Like many entrepreneurs, Billy promised the end state without a solid plan to get there. As a fellow entrepreneur I have done this, and will do it again. In some situations you can’t have everything completed before you sell it, all the pieces put together before launch. You bet on your ability to bring it all together in the end. Billy lost that bet because he didn’t pair his vision with an operational plan.
For visionaries like Billy, and for many business owners, operations are boring to talk about and tedious to execute. Project plans are not exciting. Task lists are no fun. The details get in the way of the vision and throw shade at the brilliance of what they want it to be.
We encourage visionaries to fight for their vision and bring in the support they need to execute the operations. Together, these two distinct skill sets are extremely powerful and capable of executing extraordinary things like what the Fyre Festival was supposed to be.

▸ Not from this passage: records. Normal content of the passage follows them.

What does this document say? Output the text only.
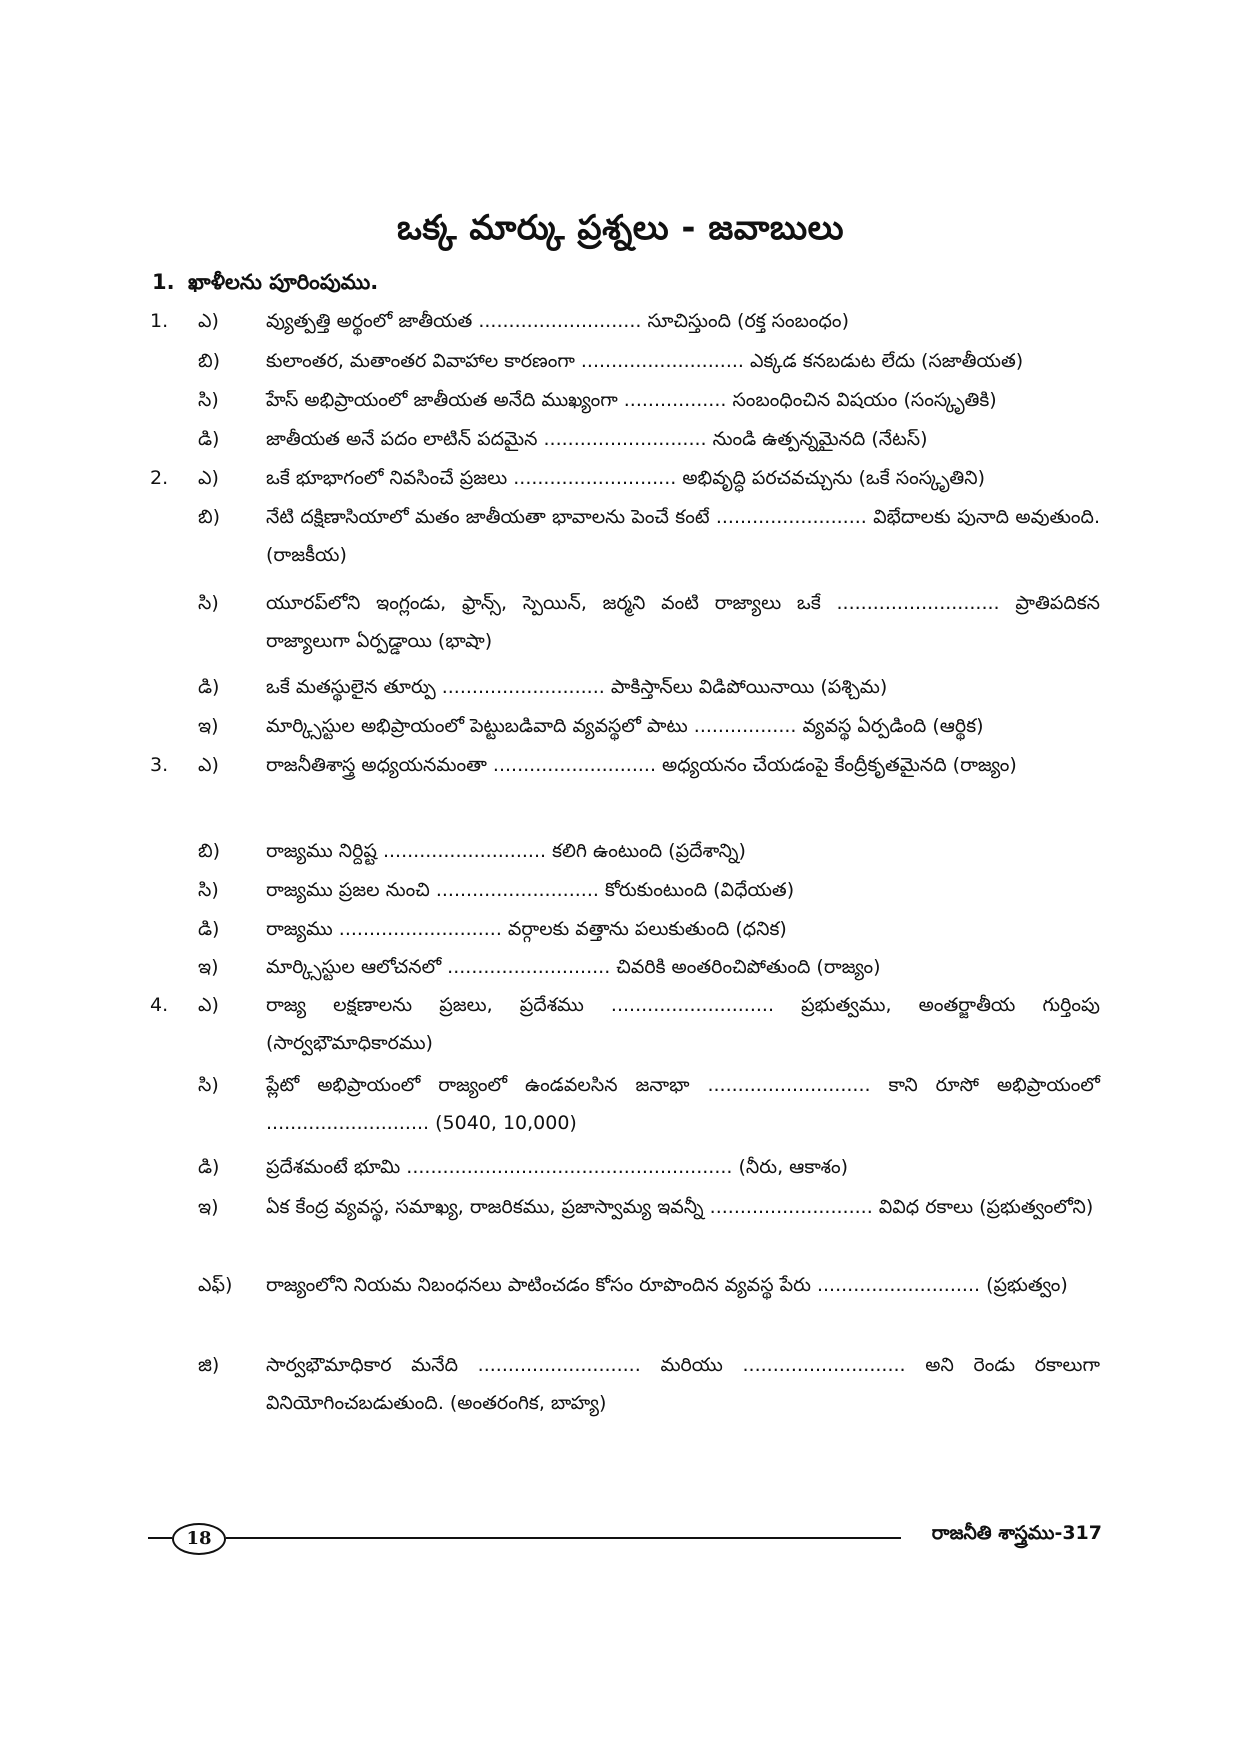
ఒక్క మార్కు ప్రశ్నలు - జవాబులు
1. ఖాళీలను పూరింపుము.
1.	ఎ)	వ్యుత్పత్తి అర్థంలో జాతీయత ........................... సూచిస్తుంది (రక్త సంబంధం)
బి)	కులాంతర, మతాంతర వివాహాల కారణంగా ........................... ఎక్కడ కనబడుట లేదు (సజాతీయత)
సి)	హేస్ అభిప్రాయంలో జాతీయత అనేది ముఖ్యంగా ................. సంబంధించిన విషయం (సంస్కృతికి)
డి)	జాతీయత అనే పదం లాటిన్ పదమైన ........................... నుండి ఉత్పన్నమైనది (నేటస్)
2.	ఎ)	ఒకే భూభాగంలో నివసించే ప్రజలు ........................... అభివృద్ధి పరచవచ్చును (ఒకే సంస్కృతిని)
బి)	నేటి దక్షిణాసియాలో మతం జాతీయతా భావాలను పెంచే కంటే ......................... విభేదాలకు పునాది అవుతుంది. (రాజకీయ)
సి)	యూరప్‌లోని ఇంగ్లండు, ఫ్రాన్స్, స్పెయిన్, జర్మని వంటి రాజ్యాలు ఒకే ........................... ప్రాతిపదికన రాజ్యాలుగా ఏర్పడ్డాయి (భాషా)
డి)	ఒకే మతస్థులైన తూర్పు ........................... పాకిస్తాన్‌లు విడిపోయినాయి (పశ్చిమ)
ఇ)	మార్క్సిస్టుల అభిప్రాయంలో పెట్టుబడివాది వ్యవస్థలో పాటు ................. వ్యవస్థ ఏర్పడింది (ఆర్థిక)
3.	ఎ)	రాజనీతిశాస్త్ర అధ్యయనమంతా ........................... అధ్యయనం చేయడంపై కేంద్రీకృతమైనది (రాజ్యం)
బి)	రాజ్యము నిర్దిష్ట ........................... కలిగి ఉంటుంది (ప్రదేశాన్ని)
సి)	రాజ్యము ప్రజల నుంచి ........................... కోరుకుంటుంది (విధేయత)
డి)	రాజ్యము ........................... వర్గాలకు వత్తాను పలుకుతుంది (ధనిక)
ఇ)	మార్క్సిస్టుల ఆలోచనలో ........................... చివరికి అంతరించిపోతుంది (రాజ్యం)
4.	ఎ)	రాజ్య లక్షణాలను ప్రజలు, ప్రదేశము ........................... ప్రభుత్వము, అంతర్జాతీయ గుర్తింపు (సార్వభౌమాధికారము)
సి)	ప్లేటో అభిప్రాయంలో రాజ్యంలో ఉండవలసిన జనాభా ........................... కాని రూసో అభిప్రాయంలో ........................... (5040, 10,000)
డి)	ప్రదేశమంటే భూమి ...................................................... (నీరు, ఆకాశం)
ఇ)	ఏక కేంద్ర వ్యవస్థ, సమాఖ్య, రాజరికము, ప్రజాస్వామ్య ఇవన్నీ ........................... వివిధ రకాలు (ప్రభుత్వంలోని)
ఎఫ్)	రాజ్యంలోని నియమ నిబంధనలు పాటించడం కోసం రూపొందిన వ్యవస్థ పేరు ........................... (ప్రభుత్వం)
జి)	సార్వభౌమాధికార మనేది ........................... మరియు ........................... అని రెండు రకాలుగా వినియోగించబడుతుంది. (అంతరంగిక, బాహ్య)
18	రాజనీతి శాస్త్రము-317
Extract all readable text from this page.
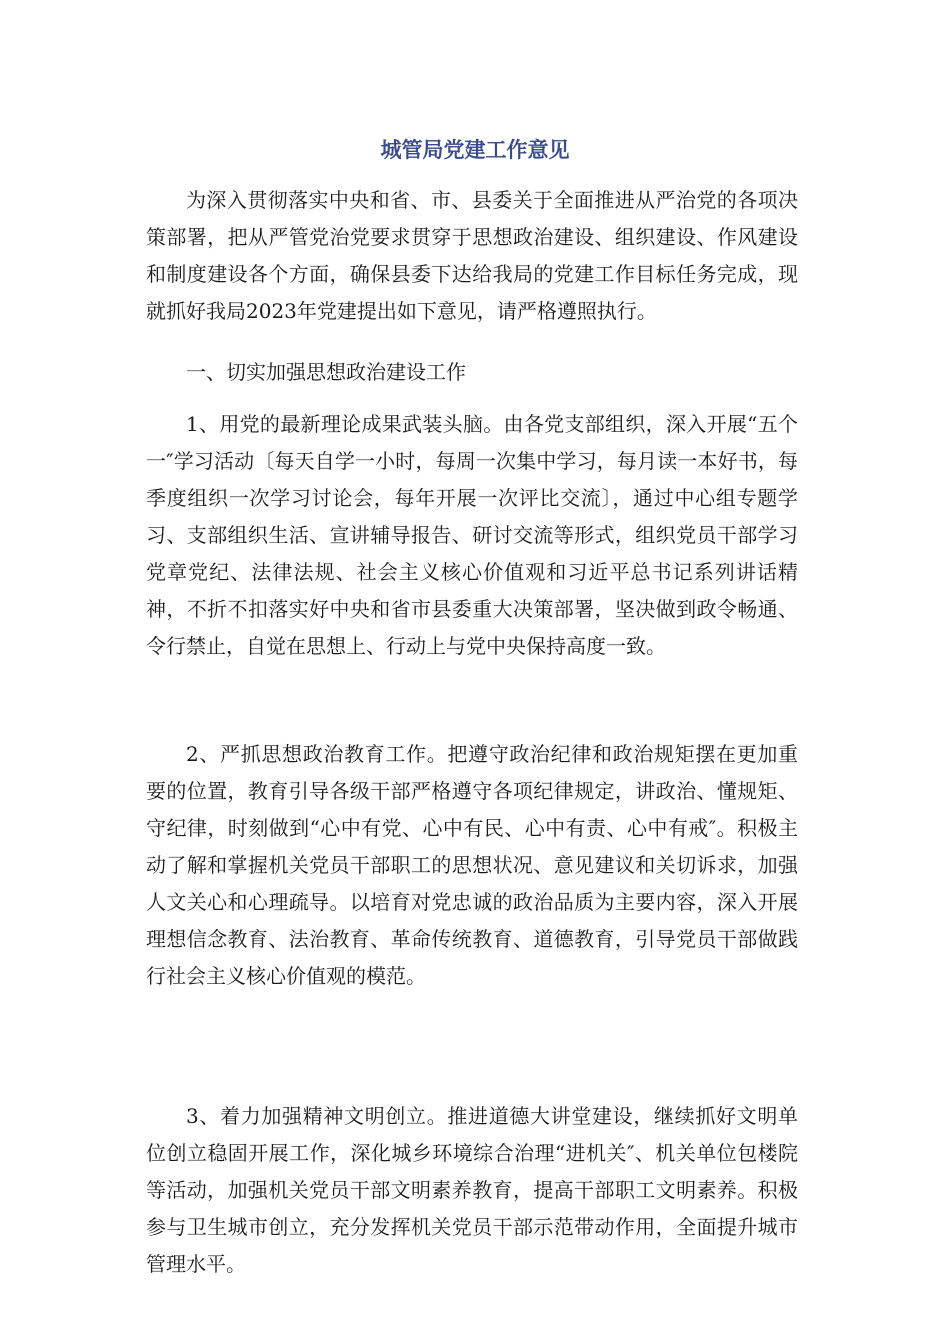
城管局党建工作意见

为深入贯彻落实中央和省、市、县委关于全面推进从严治党的各项决策部署，把从严管党治党要求贯穿于思想政治建设、组织建设、作风建设和制度建设各个方面，确保县委下达给我局的党建工作目标任务完成，现就抓好我局2023年党建提出如下意见，请严格遵照执行。

一、切实加强思想政治建设工作

1、用党的最新理论成果武装头脑。由各党支部组织，深入开展“五个一″学习活动〔每天自学一小时，每周一次集中学习，每月读一本好书，每季度组织一次学习讨论会，每年开展一次评比交流〕，通过中心组专题学习、支部组织生活、宣讲辅导报告、研讨交流等形式，组织党员干部学习党章党纪、法律法规、社会主义核心价值观和习近平总书记系列讲话精神，不折不扣落实好中央和省市县委重大决策部署，坚决做到政令畅通、令行禁止，自觉在思想上、行动上与党中央保持高度一致。

2、严抓思想政治教育工作。把遵守政治纪律和政治规矩摆在更加重要的位置，教育引导各级干部严格遵守各项纪律规定，讲政治、懂规矩、守纪律，时刻做到“心中有党、心中有民、心中有责、心中有戒″。积极主动了解和掌握机关党员干部职工的思想状况、意见建议和关切诉求，加强人文关心和心理疏导。以培育对党忠诚的政治品质为主要内容，深入开展理想信念教育、法治教育、革命传统教育、道德教育，引导党员干部做践行社会主义核心价值观的模范。

3、着力加强精神文明创立。推进道德大讲堂建设，继续抓好文明单位创立稳固开展工作，深化城乡环境综合治理“进机关″、机关单位包楼院等活动，加强机关党员干部文明素养教育，提高干部职工文明素养。积极参与卫生城市创立，充分发挥机关党员干部示范带动作用，全面提升城市管理水平。
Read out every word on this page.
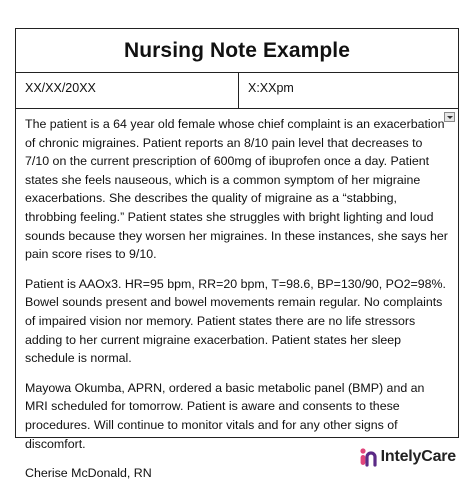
Nursing Note Example
XX/XX/20XX	X:XXpm

The patient is a 64 year old female whose chief complaint is an exacerbation of chronic migraines. Patient reports an 8/10 pain level that decreases to 7/10 on the current prescription of 600mg of ibuprofen once a day. Patient states she feels nauseous, which is a common symptom of her migraine exacerbations. She describes the quality of migraine as a “stabbing, throbbing feeling.” Patient states she struggles with bright lighting and loud sounds because they worsen her migraines. In these instances, she says her pain score rises to 9/10.

Patient is AAOx3. HR=95 bpm, RR=20 bpm, T=98.6, BP=130/90, PO2=98%. Bowel sounds present and bowel movements remain regular. No complaints of impaired vision nor memory. Patient states there are no life stressors adding to her current migraine exacerbation. Patient states her sleep schedule is normal.

Mayowa Okumba, APRN, ordered a basic metabolic panel (BMP) and an MRI scheduled for tomorrow. Patient is aware and consents to these procedures. Will continue to monitor vitals and for any other signs of discomfort.

Cherise McDonald, RN

IntelyCare
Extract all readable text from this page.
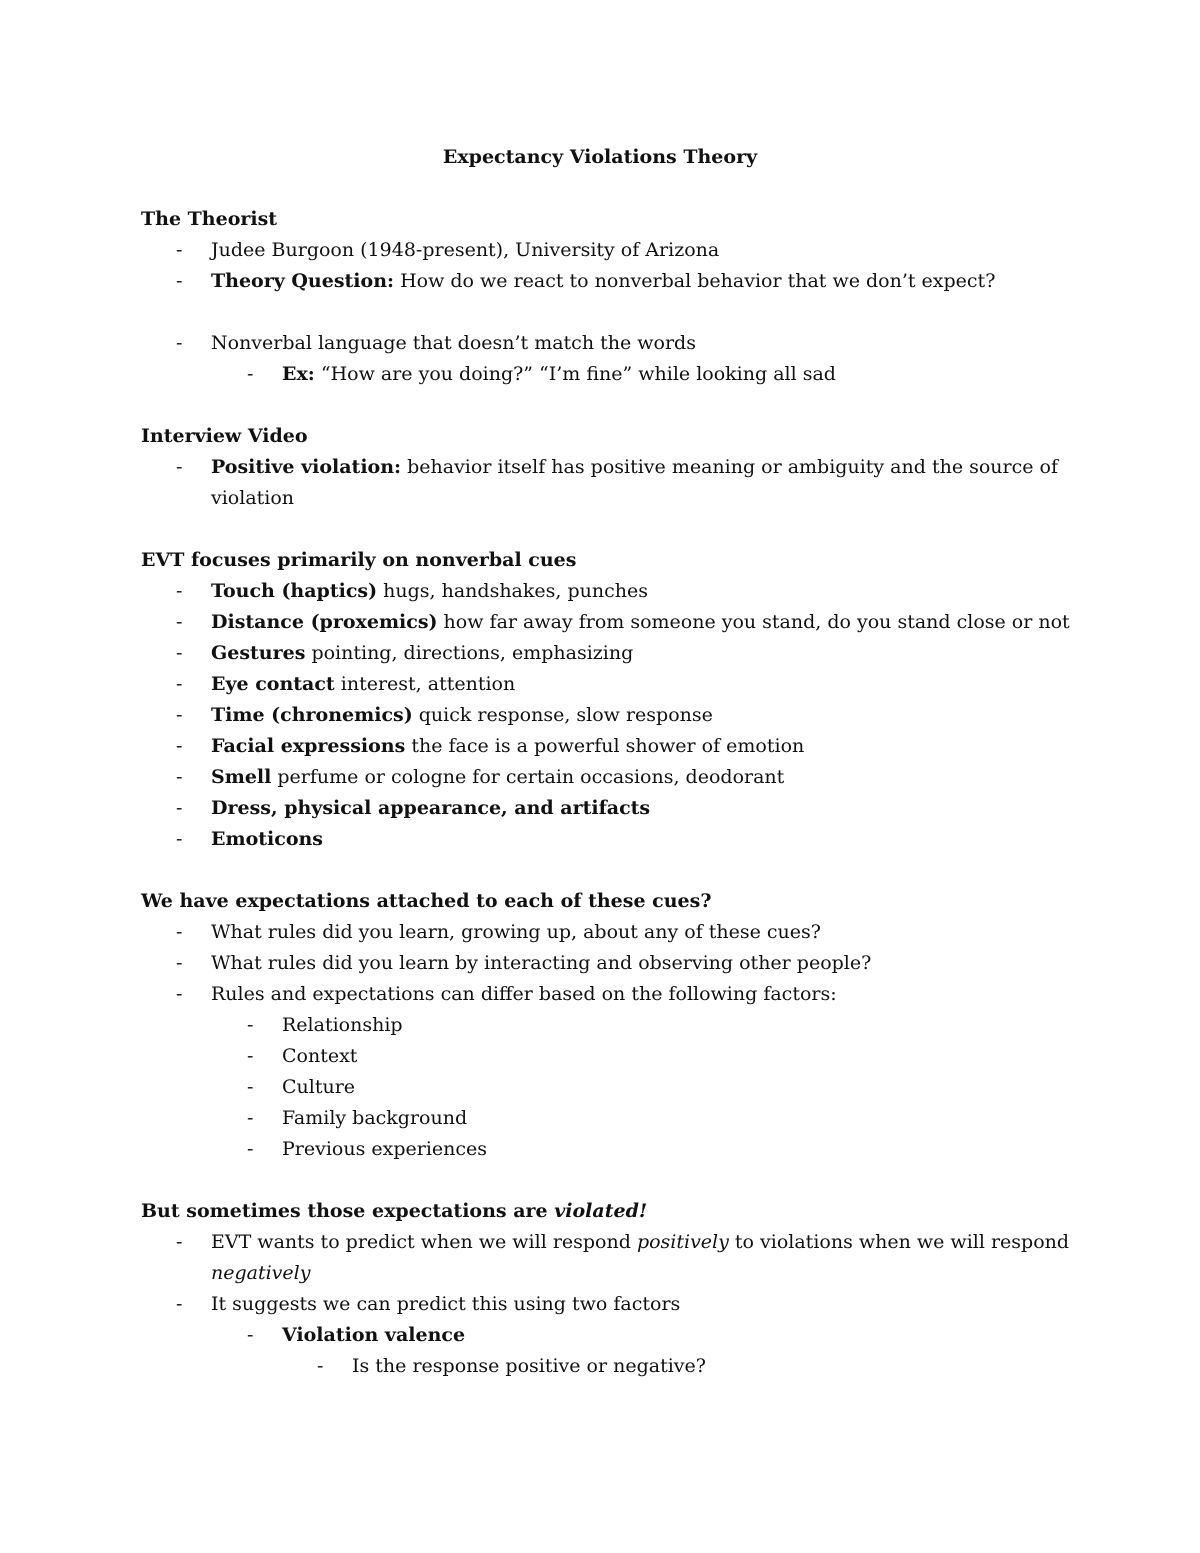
Expectancy Violations Theory
The Theorist
- Judee Burgoon (1948-present), University of Arizona
- Theory Question: How do we react to nonverbal behavior that we don’t expect?
- Nonverbal language that doesn’t match the words
- Ex: “How are you doing?” “I’m fine” while looking all sad
Interview Video
- Positive violation: behavior itself has positive meaning or ambiguity and the source of violation
EVT focuses primarily on nonverbal cues
- Touch (haptics) hugs, handshakes, punches
- Distance (proxemics) how far away from someone you stand, do you stand close or not
- Gestures pointing, directions, emphasizing
- Eye contact interest, attention
- Time (chronemics) quick response, slow response
- Facial expressions the face is a powerful shower of emotion
- Smell perfume or cologne for certain occasions, deodorant
- Dress, physical appearance, and artifacts
- Emoticons
We have expectations attached to each of these cues?
- What rules did you learn, growing up, about any of these cues?
- What rules did you learn by interacting and observing other people?
- Rules and expectations can differ based on the following factors:
- Relationship
- Context
- Culture
- Family background
- Previous experiences
But sometimes those expectations are violated!
- EVT wants to predict when we will respond positively to violations when we will respond negatively
- It suggests we can predict this using two factors
- Violation valence
- Is the response positive or negative?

A symbiotic relationship between visionaries and operational gurus work with these established ground rules:
The vision is well understood by everyone and is the point of reference for all decisions and actions
There is a common, unwavering respect for and trust in the vision and the operational strategies to execute it
The visionary must accept, sometimes without full comprehension, the operational investment needed to execute the vision
The operational guru must accept, sometimes without full comprehension, why the visionary wants things a specific way
Both roles stay in their lanes – visionaries don’t stray into the operations and the operational guru doesn’t take over the vision
Like any productive relationship, visionaries and operational gurus must work in a space of open communication, trust and respect. Apart, things crumble. Together, anything is possible.
If you are a visionary without an operational guru it’s critical you find one you can share the weight of your vision with. The world deserves to see in reality what you see in your dreams. Don’t let your vision fail because of operational neglect.